Induced Soil Suppressiveness to a Root-Knot Nematode Species by a Nematicide

Investigations were conducted to determine whether the nematicide DiTera, could induce soil suppressiveness to the root-knot nematode Meloidogyne incognita. To determine the effects of DiTera on soil microorganisms with antagonistic potential to nematodes, DiTera was added to autoclaved and nonautoclaved soils, and at 10, 30, and 60 days after treatment (DAT), alginate screens with M. incognita eggs were buried in the soil for 70 h, removed, and incubated at 24°C for 5 days to determine percentages of parasitized eggs and juveniles. At 30 and 60 DAT, the nonautoclaved soil treated with DiTera had higher percentages of parasitized eggs and juveniles than did the control, whereas no effects of DiTera were observed in the autoclaved soil. To further investigate the effects of DiTera on soil microbial communities, populations of specific groups of microorganisms from the soil and rhizosphere of tomato plants were quantified after DiTera addition. An increase in the population level of several groups of microorganisms from the soil and rhizosphere after DiTera treatment was observed 30 and 60 DAT compared with the control. Changes in traits of microbial physiology that confer enhanced survival or antagonism toward nematodes were also investigated; however, the application of DiTera was not correlated with a change in frequency of any one specific physiological trait.
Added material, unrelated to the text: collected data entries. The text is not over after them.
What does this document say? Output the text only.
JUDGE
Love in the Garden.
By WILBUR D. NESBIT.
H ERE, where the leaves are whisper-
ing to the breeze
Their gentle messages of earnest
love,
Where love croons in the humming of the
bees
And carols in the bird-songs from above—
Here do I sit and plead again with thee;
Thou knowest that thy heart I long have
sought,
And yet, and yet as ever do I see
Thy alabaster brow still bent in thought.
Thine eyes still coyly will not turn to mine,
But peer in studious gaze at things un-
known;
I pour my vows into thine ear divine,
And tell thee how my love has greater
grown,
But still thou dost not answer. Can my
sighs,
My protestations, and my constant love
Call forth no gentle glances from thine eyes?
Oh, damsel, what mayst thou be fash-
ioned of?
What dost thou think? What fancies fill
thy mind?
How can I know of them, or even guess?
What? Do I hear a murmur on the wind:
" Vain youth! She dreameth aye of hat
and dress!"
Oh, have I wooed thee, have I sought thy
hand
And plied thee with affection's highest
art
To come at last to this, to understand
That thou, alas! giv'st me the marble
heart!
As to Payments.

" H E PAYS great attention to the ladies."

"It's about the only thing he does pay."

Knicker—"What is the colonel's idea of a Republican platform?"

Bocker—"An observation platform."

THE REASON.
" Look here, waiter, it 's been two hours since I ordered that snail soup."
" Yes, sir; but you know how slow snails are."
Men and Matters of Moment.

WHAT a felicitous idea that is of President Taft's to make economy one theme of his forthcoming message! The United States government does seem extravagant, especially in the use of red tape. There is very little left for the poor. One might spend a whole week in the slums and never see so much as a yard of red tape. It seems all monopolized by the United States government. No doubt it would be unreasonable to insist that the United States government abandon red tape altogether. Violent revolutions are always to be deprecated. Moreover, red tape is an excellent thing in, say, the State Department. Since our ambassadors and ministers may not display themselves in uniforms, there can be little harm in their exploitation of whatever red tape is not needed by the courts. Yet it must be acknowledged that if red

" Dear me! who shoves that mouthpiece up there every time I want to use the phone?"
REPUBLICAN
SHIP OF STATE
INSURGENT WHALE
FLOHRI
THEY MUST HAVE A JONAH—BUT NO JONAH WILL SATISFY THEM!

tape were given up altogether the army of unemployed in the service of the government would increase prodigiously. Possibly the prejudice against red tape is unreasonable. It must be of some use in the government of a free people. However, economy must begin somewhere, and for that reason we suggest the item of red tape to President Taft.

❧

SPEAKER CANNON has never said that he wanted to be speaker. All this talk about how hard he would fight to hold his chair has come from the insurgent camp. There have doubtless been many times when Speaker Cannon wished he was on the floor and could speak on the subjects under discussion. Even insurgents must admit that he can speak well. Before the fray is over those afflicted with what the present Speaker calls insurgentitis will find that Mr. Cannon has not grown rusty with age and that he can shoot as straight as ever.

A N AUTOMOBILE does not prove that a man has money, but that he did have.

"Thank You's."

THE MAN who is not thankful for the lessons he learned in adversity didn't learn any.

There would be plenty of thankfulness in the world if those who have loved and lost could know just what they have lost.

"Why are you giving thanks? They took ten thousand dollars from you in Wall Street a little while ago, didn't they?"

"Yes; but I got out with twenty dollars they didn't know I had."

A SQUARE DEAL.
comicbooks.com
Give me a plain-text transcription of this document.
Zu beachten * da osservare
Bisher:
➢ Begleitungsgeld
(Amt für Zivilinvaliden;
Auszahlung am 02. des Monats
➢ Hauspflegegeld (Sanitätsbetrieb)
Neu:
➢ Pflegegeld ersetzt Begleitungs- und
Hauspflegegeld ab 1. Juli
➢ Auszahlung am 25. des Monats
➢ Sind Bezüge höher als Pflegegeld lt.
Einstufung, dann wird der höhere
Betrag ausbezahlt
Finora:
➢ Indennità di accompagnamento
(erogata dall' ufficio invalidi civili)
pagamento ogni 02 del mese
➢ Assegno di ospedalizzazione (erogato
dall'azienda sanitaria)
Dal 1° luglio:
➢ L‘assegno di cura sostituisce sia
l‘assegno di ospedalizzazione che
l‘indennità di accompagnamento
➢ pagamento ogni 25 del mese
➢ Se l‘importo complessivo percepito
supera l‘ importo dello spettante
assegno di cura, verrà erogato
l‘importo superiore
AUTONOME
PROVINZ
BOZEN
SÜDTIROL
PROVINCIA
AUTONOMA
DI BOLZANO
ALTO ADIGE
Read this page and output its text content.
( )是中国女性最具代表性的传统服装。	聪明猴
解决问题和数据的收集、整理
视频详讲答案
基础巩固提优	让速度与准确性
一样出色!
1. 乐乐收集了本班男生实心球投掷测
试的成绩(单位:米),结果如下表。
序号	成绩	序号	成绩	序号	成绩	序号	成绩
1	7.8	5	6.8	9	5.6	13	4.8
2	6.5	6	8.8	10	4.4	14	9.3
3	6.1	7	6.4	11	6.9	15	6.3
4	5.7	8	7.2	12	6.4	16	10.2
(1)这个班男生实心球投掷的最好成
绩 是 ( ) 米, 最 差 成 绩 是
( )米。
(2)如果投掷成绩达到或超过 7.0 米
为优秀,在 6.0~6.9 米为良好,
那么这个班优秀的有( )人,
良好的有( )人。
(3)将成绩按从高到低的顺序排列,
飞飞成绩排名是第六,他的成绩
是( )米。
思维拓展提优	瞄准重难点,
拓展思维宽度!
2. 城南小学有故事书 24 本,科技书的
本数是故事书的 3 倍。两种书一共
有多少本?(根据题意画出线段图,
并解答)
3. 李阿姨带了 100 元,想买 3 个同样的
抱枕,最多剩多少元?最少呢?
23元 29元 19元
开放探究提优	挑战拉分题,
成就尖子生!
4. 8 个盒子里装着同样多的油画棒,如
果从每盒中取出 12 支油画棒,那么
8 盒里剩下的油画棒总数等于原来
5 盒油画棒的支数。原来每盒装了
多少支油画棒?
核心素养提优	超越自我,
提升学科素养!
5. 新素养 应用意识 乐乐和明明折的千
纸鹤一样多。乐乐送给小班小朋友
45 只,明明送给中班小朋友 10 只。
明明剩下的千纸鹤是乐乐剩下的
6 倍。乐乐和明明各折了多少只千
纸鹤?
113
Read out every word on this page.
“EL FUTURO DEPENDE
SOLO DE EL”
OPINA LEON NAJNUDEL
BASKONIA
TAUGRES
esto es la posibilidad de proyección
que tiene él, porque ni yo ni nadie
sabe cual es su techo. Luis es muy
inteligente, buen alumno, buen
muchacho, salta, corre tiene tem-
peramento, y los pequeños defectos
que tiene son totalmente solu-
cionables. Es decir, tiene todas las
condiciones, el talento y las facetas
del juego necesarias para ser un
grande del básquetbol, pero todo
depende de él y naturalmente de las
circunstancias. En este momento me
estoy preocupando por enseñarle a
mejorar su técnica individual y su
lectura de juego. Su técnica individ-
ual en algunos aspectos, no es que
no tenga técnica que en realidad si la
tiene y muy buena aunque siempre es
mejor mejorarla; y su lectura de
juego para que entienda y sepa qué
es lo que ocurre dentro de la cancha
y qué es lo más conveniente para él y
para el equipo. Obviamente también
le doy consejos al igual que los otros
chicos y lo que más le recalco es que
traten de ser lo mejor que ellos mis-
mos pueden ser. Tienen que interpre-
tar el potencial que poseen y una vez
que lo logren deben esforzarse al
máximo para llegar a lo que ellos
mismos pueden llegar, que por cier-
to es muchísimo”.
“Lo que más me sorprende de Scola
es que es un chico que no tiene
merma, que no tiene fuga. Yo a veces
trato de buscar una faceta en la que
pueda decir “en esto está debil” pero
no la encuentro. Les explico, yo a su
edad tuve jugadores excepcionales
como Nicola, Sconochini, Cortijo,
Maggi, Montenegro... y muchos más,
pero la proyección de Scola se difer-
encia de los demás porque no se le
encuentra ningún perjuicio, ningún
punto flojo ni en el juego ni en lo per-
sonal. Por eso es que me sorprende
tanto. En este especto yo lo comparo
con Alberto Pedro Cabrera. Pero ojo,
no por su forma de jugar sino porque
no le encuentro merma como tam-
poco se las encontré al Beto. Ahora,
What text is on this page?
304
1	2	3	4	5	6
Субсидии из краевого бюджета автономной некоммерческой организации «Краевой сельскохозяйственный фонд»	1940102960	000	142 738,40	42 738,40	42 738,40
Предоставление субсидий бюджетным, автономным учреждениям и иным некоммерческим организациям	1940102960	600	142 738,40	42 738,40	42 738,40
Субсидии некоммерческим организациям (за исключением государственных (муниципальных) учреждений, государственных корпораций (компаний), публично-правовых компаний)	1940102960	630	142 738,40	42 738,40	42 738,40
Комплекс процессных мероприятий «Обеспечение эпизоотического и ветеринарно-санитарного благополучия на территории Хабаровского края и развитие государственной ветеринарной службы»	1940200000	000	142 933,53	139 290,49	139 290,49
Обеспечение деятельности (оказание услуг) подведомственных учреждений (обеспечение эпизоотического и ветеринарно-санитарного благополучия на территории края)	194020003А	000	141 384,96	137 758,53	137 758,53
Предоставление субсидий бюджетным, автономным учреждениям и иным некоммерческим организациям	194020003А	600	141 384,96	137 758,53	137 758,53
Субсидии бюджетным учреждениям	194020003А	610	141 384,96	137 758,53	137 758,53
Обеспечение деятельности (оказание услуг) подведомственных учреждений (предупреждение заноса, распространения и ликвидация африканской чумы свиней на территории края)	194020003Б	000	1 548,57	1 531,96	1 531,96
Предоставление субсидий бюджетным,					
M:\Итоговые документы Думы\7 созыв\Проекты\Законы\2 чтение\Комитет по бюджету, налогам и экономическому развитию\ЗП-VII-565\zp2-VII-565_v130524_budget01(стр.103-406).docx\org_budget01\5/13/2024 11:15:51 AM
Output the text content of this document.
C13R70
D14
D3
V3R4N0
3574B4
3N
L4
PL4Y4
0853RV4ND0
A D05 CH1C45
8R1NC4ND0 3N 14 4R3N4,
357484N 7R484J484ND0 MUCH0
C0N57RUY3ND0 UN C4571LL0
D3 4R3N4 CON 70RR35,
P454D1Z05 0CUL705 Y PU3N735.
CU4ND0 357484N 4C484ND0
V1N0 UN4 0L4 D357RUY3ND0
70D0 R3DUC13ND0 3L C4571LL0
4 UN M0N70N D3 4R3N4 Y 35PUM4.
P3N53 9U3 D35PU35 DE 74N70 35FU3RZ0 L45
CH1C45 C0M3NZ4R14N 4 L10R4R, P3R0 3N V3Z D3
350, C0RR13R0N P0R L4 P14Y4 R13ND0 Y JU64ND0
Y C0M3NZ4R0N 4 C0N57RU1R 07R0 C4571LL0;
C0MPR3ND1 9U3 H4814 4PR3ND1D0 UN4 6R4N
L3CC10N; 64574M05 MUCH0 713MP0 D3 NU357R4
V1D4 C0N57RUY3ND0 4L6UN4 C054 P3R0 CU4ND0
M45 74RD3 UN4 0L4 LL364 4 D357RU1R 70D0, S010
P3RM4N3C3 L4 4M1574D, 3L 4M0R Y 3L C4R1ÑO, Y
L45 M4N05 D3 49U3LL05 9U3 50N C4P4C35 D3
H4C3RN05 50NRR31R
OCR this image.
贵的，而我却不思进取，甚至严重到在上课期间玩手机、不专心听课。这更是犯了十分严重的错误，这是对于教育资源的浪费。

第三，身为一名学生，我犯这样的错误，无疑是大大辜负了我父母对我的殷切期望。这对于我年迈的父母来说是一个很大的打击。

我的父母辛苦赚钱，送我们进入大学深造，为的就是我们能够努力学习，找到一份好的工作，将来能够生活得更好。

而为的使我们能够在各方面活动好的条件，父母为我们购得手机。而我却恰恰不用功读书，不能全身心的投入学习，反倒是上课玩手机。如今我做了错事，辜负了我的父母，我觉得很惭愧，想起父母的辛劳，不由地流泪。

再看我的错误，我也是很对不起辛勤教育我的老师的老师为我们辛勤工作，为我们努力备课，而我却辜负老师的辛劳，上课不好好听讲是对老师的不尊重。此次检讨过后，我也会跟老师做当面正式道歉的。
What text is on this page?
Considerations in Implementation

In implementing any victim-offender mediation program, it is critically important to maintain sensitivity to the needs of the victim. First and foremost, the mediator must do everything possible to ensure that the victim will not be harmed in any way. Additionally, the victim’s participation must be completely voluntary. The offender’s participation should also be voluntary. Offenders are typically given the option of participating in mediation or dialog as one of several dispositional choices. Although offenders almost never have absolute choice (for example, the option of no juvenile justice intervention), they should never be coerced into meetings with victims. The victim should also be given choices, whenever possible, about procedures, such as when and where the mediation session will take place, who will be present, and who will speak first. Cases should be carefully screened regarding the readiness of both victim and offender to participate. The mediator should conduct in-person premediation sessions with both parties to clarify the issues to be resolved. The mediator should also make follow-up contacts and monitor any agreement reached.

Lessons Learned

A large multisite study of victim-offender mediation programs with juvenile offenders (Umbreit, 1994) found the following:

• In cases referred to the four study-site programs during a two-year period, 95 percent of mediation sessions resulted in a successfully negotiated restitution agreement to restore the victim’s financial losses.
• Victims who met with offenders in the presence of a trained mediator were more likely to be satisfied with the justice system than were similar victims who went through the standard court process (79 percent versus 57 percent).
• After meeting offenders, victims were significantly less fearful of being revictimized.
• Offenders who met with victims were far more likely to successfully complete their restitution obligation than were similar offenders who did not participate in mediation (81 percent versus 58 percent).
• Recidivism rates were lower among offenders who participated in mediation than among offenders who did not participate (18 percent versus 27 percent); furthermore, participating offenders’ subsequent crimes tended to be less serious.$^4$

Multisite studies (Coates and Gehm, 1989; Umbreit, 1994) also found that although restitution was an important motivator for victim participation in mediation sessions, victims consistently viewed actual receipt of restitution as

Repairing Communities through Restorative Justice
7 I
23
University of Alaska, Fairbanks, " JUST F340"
To investigate functional changes of the microbial community, activities of several soil enzymes including fluorescein diacetate hydrolysis, catalase, chitobiase, protease, and urease were measured along with pH and electrical conductivity from autoclaved or nonautoclaved soil treated with DiTera at 0, 2.5, or 5.0 g/kg soil after 1, 10, or 43 DAT. More enzymatic activity was measured as early as 1 DAT in the treatments with DiTera compared with the control. Our results demonstrate that application of DiTera to soil led to enhanced antagonism of root-knot nematodes and that this was associated with structural and functional changes of the rhizosphere bacterial community.